ATI LPN
ATI PN Comprehensive Predictor 2023 with NGN
1. What are the risk factors for the development of pressure ulcers, and how can they be prevented?
- A. Immobility and poor nutrition
- B. Increased mobility and proper hygiene
- C. Excess moisture and lack of movement
- D. Frequent turning and repositioning
Correct answer: A
Rationale: The correct answer is A: Immobility and poor nutrition are significant risk factors for pressure ulcers. Immobility leads to prolonged pressure on certain body areas, increasing the risk of tissue damage. Poor nutrition can impair skin integrity and the body's ability to heal. Prevention strategies include frequent turning and repositioning to relieve pressure points. Choice B is incorrect because increased mobility actually reduces the risk of pressure ulcers. Choice C is incorrect as excess moisture can contribute to skin breakdown, but it is not a primary risk factor. Choice D is incorrect as frequent turning and repositioning are part of the prevention measures, not risk factors.
2. How should a healthcare provider assess and manage a patient with hyperthyroidism?
- A. Administer beta-blockers and monitor for signs of thyroid storm
- B. Encourage a high-protein, low-iodine diet
- C. Monitor for signs of bradycardia
- D. Provide iodine supplements and check for arrhythmias
Correct answer: A
Rationale: Administering beta-blockers is the initial management for hyperthyroidism to control symptoms such as tachycardia and tremors. Monitoring for signs of thyroid storm is crucial as it is a life-threatening complication of hyperthyroidism. Encouraging a high-protein, low-iodine diet (choice B) is not the primary intervention for managing hyperthyroidism. Monitoring for signs of bradycardia (choice C) is not typically seen in hyperthyroidism, as it often presents with tachycardia. Providing iodine supplements and checking for arrhythmias (choice D) are contraindicated in hyperthyroidism as they can worsen the condition.
3. A nurse on a med surge unit has received change of shift report and will care for 4 clients. Which of the following clients' needs will the nurse assign to an AP?
- A. Feeding a client who was admitted 24 hours ago with aspiration pneumonia
- B. Reinforcing teaching with a client who is learning to walk with a quad cane
- C. Reapplying a condom catheter for a client who has urinary incontinence
- D. Applying a sterile dressing to a pressure ulcer
Correct answer: C
Rationale: The correct answer is C because reapplying a condom catheter for a client with urinary incontinence is a task that can be safely assigned to an assistive personnel (AP) as it falls within their scope of practice. Choice A involves the assessment of a client with aspiration pneumonia, which requires nursing judgment. Choice B requires teaching and guidance, which is the responsibility of the nurse. Choice D involves applying a sterile dressing, which requires nursing skills and knowledge.
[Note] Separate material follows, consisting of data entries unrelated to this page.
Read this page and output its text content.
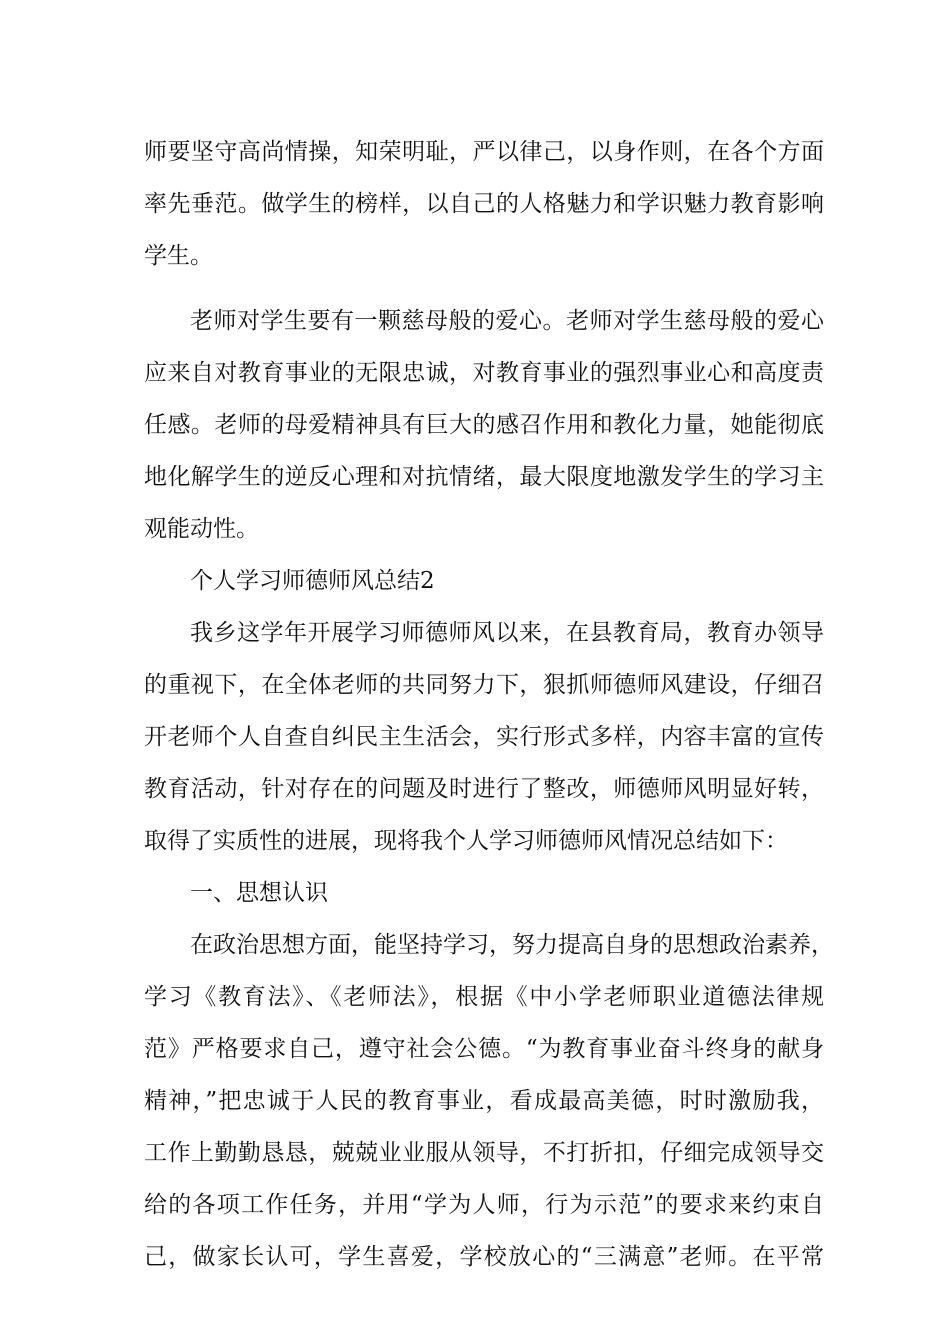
师要坚守高尚情操，知荣明耻，严以律己，以身作则，在各个方面
率先垂范。做学生的榜样，以自己的人格魅力和学识魅力教育影响
学生。
老师对学生要有一颗慈母般的爱心。老师对学生慈母般的爱心
应来自对教育事业的无限忠诚，对教育事业的强烈事业心和高度责
任感。老师的母爱精神具有巨大的感召作用和教化力量，她能彻底
地化解学生的逆反心理和对抗情绪，最大限度地激发学生的学习主
观能动性。
个人学习师德师风总结2
我乡这学年开展学习师德师风以来，在县教育局，教育办领导
的重视下，在全体老师的共同努力下，狠抓师德师风建设，仔细召
开老师个人自查自纠民主生活会，实行形式多样，内容丰富的宣传
教育活动，针对存在的问题及时进行了整改，师德师风明显好转，
取得了实质性的进展，现将我个人学习师德师风情况总结如下：
一、思想认识
在政治思想方面，能坚持学习，努力提高自身的思想政治素养，
学习《教育法》、《老师法》，根据《中小学老师职业道德法律规
范》严格要求自己，遵守社会公德。“为教育事业奋斗终身的献身
精神，”把忠诚于人民的教育事业，看成最高美德，时时激励我，
工作上勤勤恳恳，兢兢业业服从领导，不打折扣，仔细完成领导交
给的各项工作任务，并用“学为人师，行为示范”的要求来约束自
己，做家长认可，学生喜爱，学校放心的“三满意”老师。在平常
4. A client is expressing concern about extreme fatigue following an acute myocardial infarction. What is the best strategy to promote independence?
- A. Instruct the client to rest until fully recovered
- B. Encourage the client to gradually resume self-care tasks with frequent rest periods
- C. Assign assistive personnel to complete self-care tasks
- D. Ask the client's family to assist with self-care
Correct answer: B
Rationale: Encouraging the client to gradually resume self-care tasks with frequent rest periods is the best strategy to promote independence. This approach helps the client regain confidence and autonomy in performing self-care activities. Instructing the client to rest until fully recovered (Choice A) may lead to decreased muscle strength and independence. Assigning assistive personnel (Choice C) does not empower the client to actively participate in their care. Involving the client's family (Choice D) may provide support but does not directly encourage the client's independence.
5. A nurse is preparing to insert an indwelling urinary catheter for a female client. Which of the following actions should the nurse take?
- A. Use sterile gloves
- B. Lubricate the catheter with water
- C. Insert the catheter using clean technique
- D. Open the catheterization kit away from the body
Correct answer: D
Rationale: The correct action for the nurse to take when preparing to insert an indwelling urinary catheter is to open the catheterization kit away from the body. This is crucial to maintain the sterility of the kit and the procedure. Using sterile gloves (Choice A) is important, but it is not specific to this step. Lubricating the catheter with water (Choice B) is incorrect as it should be lubricated with a water-soluble lubricant. Inserting the catheter using clean technique (Choice C) is incorrect as indwelling urinary catheter insertion requires sterile technique to prevent infections.